Situation:
I'm filling a narray of shape (2N, 2N), where N is close to 8000, call it A, with values I get from a function by using nested for loops to call a function that takes as argument subarrays of shape (2,) from the last dimension of an array of shape (N,N,2), call it B.
This is obviously costly, and while I was unsuccessful in vectorizing this part of the code (any help in this direction is also very welcome), I know that B has many repeated subarrays in the last dimension. So, what I want is to find out the unique subarrays and where each occurs. Then the filling up of A would be sped up by iterating over each of these unique subarrays and filling up all of the positions where it occurs with the value returned by function that would have been calculated just once.

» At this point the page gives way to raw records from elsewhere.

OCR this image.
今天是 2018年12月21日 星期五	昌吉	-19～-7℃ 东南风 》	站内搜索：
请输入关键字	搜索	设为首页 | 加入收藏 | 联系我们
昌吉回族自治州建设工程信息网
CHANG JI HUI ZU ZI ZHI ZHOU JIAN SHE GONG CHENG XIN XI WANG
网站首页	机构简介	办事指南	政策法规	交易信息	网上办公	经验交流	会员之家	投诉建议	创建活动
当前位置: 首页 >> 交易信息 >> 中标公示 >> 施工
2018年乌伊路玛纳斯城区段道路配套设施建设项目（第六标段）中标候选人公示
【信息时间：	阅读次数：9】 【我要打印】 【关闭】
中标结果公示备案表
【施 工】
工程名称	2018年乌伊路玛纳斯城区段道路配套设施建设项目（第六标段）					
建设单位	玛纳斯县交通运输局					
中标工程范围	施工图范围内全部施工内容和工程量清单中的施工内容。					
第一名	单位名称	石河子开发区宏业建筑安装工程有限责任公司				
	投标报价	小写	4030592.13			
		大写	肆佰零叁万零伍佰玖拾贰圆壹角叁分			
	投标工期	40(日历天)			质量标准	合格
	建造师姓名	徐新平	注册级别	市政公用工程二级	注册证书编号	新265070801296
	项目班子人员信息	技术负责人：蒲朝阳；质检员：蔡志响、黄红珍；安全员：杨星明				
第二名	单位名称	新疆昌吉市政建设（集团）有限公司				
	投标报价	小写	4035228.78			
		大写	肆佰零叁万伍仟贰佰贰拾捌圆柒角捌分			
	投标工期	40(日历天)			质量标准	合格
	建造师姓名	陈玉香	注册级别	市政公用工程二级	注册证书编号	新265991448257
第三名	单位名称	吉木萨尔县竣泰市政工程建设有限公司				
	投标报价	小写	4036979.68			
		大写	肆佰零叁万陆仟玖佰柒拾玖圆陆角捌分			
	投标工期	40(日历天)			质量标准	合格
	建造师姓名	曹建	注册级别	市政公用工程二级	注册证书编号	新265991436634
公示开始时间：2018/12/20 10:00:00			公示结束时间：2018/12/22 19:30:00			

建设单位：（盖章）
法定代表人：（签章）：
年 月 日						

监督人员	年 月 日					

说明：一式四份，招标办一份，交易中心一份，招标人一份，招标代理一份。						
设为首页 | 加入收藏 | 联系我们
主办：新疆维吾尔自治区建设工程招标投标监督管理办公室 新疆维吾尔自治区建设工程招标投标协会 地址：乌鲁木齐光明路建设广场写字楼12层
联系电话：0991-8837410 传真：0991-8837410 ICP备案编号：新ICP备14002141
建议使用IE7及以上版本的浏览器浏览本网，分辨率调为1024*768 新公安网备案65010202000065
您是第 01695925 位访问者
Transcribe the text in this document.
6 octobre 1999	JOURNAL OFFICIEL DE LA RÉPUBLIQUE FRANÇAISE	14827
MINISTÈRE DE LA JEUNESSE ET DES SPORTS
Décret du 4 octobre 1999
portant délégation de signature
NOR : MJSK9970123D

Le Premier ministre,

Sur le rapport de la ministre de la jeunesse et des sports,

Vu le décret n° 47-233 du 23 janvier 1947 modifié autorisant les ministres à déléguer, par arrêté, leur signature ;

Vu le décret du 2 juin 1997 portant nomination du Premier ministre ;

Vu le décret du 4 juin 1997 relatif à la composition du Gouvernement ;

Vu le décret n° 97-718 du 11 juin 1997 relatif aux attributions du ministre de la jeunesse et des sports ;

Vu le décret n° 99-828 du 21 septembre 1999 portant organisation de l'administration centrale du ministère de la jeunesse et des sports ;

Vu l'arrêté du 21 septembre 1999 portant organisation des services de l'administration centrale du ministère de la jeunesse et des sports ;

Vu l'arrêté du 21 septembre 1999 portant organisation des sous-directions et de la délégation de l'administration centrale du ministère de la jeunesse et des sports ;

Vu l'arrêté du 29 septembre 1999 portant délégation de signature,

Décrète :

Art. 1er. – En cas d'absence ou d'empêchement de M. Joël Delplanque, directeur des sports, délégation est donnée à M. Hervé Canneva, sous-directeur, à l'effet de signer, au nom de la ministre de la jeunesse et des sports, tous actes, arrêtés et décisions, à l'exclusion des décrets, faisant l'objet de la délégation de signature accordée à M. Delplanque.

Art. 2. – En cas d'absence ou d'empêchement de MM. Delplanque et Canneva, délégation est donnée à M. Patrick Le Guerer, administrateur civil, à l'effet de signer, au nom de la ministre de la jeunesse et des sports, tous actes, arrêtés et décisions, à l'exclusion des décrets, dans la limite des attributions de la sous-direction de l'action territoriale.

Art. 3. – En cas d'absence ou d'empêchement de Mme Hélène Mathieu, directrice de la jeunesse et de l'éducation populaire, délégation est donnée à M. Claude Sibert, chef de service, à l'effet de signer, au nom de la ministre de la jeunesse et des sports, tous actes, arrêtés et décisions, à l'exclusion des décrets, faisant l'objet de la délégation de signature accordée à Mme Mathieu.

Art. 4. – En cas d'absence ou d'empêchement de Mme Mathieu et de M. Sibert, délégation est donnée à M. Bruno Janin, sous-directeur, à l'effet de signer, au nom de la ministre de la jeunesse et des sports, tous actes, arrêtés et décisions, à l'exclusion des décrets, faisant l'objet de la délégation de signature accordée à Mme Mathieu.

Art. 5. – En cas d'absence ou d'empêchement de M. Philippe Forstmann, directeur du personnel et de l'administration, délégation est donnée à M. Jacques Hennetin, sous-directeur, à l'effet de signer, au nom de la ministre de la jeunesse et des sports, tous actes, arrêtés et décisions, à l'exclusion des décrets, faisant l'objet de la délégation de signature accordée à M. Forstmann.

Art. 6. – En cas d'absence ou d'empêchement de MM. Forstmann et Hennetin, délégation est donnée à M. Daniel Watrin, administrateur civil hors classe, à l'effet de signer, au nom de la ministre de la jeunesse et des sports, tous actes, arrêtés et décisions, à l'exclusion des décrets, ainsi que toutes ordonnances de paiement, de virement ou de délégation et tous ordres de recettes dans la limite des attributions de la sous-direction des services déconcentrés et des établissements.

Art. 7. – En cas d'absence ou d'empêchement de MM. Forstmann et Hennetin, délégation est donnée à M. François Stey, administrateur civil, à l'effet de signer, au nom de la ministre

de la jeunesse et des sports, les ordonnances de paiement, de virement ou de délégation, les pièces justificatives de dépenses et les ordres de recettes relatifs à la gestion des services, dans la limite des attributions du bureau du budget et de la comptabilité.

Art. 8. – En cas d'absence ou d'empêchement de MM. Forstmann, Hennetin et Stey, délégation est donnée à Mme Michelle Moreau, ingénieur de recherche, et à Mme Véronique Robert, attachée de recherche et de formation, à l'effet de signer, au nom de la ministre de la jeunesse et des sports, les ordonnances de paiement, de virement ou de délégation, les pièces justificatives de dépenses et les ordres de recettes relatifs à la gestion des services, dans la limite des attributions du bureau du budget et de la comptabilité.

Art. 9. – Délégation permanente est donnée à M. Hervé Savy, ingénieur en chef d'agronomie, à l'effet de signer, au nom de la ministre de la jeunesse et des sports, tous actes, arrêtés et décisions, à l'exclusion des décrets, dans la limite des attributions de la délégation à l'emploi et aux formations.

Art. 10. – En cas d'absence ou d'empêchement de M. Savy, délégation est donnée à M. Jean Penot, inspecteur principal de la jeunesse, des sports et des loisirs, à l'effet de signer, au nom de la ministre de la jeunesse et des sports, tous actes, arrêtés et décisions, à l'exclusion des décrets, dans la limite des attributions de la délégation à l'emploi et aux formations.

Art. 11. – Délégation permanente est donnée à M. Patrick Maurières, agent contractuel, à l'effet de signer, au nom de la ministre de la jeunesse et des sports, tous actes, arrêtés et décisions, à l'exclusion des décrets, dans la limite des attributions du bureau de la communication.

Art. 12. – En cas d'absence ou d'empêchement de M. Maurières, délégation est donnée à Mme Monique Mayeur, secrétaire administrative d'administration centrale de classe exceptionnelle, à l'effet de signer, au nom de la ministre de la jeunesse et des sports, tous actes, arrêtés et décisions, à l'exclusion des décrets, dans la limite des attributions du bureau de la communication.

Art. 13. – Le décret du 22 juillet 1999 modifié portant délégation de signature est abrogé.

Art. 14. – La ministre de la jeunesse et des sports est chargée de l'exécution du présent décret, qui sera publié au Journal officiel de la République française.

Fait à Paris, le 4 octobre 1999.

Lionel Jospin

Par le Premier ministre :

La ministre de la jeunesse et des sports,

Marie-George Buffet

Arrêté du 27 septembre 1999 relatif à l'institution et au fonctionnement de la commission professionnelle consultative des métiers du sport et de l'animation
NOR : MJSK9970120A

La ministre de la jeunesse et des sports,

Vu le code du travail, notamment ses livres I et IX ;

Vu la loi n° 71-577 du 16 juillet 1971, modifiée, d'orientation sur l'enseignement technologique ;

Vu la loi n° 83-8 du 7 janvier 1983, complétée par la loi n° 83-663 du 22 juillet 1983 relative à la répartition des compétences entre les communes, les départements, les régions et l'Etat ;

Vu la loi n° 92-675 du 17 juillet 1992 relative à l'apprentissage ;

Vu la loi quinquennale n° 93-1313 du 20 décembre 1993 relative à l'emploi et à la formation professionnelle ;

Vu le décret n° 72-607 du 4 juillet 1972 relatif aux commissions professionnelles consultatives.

What I have done is the following, but it doesn't seem to be either the most straightforward way to proceed, or the most Numpy way to do it.
The code I have been using to fill the matrix is the following:
translat_avg_disloc_matrix = np.zeros([2*n, 2*n])
for i in range(n):
for alpha in range(2):
for j in range(n):
for beta in range(2):
translat_avg_disloc_matrix[2*i+alpha,2*j+beta] = average_lat_pos(alpha, beta, b_matrix[i][j])
While I can find the unique subarrays by doing something like what is done here: Efficiently count the number of occurrences of unique subarrays in NumPy?), I have had problems finding the indices where each occur.
What I have tried is doing something like:
1) Calculate the norm of the subarrays in the last dimension of B by norm = (B*B).sum(axis=2)
and calculate the norm of the subarrays in the last dimension of B-1
by norm_ = ((B-1)*(B-1)).sum(axis=2)
2) Reshaping these narrays for these two norms with norm.reshape((norm.size,1))
3) Creating tile matrices as tile_norm = np.tile(norm.T, (len(norm),1))
4) Then doing np.unique(np.non_zero(np.abs(tile_norm - norm)+np.abs(tile_norm_-norm_) == 0), axis=0)
, which gives us something like: array([[0, 0, 0, 4], [4, 4, 4, 0]])
where in each row zeros indicate that these indices correspond to the same (2,) vector in the B matrix.
In words, I'm finding (2,) arrays whose norms agree as is, and that also agree when 1 subtracted from them - two equations, two variables.
What I'm looking for is a way to find where each of the unique subarrays occur in B so that using some fancy indexing will allow me to fill the matrix with no repeated calls to the function average_lat_pos
(repeated here means calling for the same (alpha, beta, (2,) array) ordered pair).